Fourth lesson: Plan your handspun yarn’s color pattern by deciding how much you want to preserve or blend the braid’s colors.
There's a wide spectrum between wholly blended colors and wholly separate colors—you get to choose! In their books, Jillian and Felicia offer comprehensive discussions of spinning techniques and how they play with different aspects of a handspun yarn.
Fifth lesson: Add reference cards for color to your spinning journal. I want as much yardage as possible from a precious 4-ounce braid; I don't want to use up that fiber in sampling. Color reference cards let me sample with "nano" skeins of about 10 yards.
For me, sampling a hand-dyed braid happens in stages. There's skein sampling, where I evaluate color interaction within the yarn itself.
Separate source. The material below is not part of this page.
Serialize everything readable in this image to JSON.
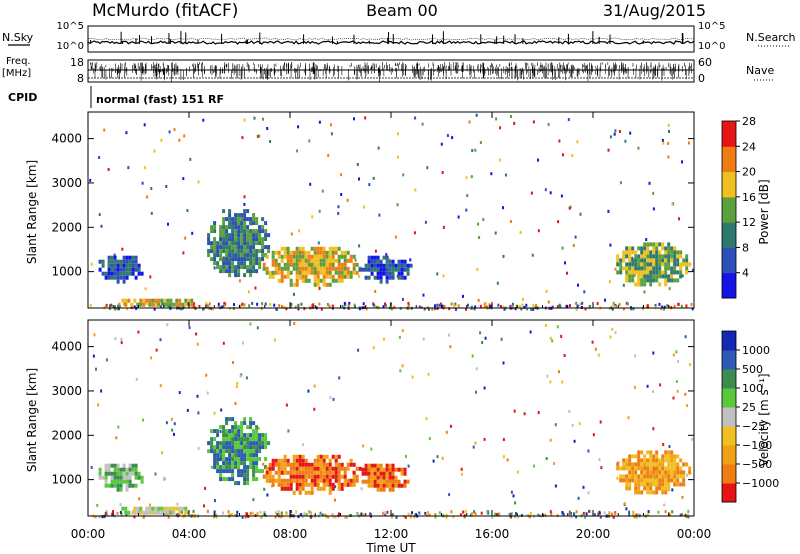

Then there's fabric sampling, looking at the colors in a fabric swatch (in my case, knitted fabric). Color reference cards can help with both parts.
You may already know how to make a spinning journal with samples for different yarn weights, plies, and woolen/worsted drafting. Once you make a reference card for a 2-ply DK yarn, you don't have to waste time and fiber every time you want to reproduce that yarn.
Now, start building a similar collection for color techniques. Make reference cards from nano skeins, including lengths of the finished yarn and notes about how you prepped, spun, and plied the fiber. Now you've got ideas and records for future skein sampling. Add a knitted/crocheted/woven swatch, and you can easily plan how to use the yarn.
- As you're creating this collection of color reference cards, use every hand-dyed braid to learn—just like Jillian and Felicia did on their way to becoming color goddesses. How do the colors interact in the braid, in the skein, and in the fabric? Most importantly, do you like the results you're getting? That's the final test.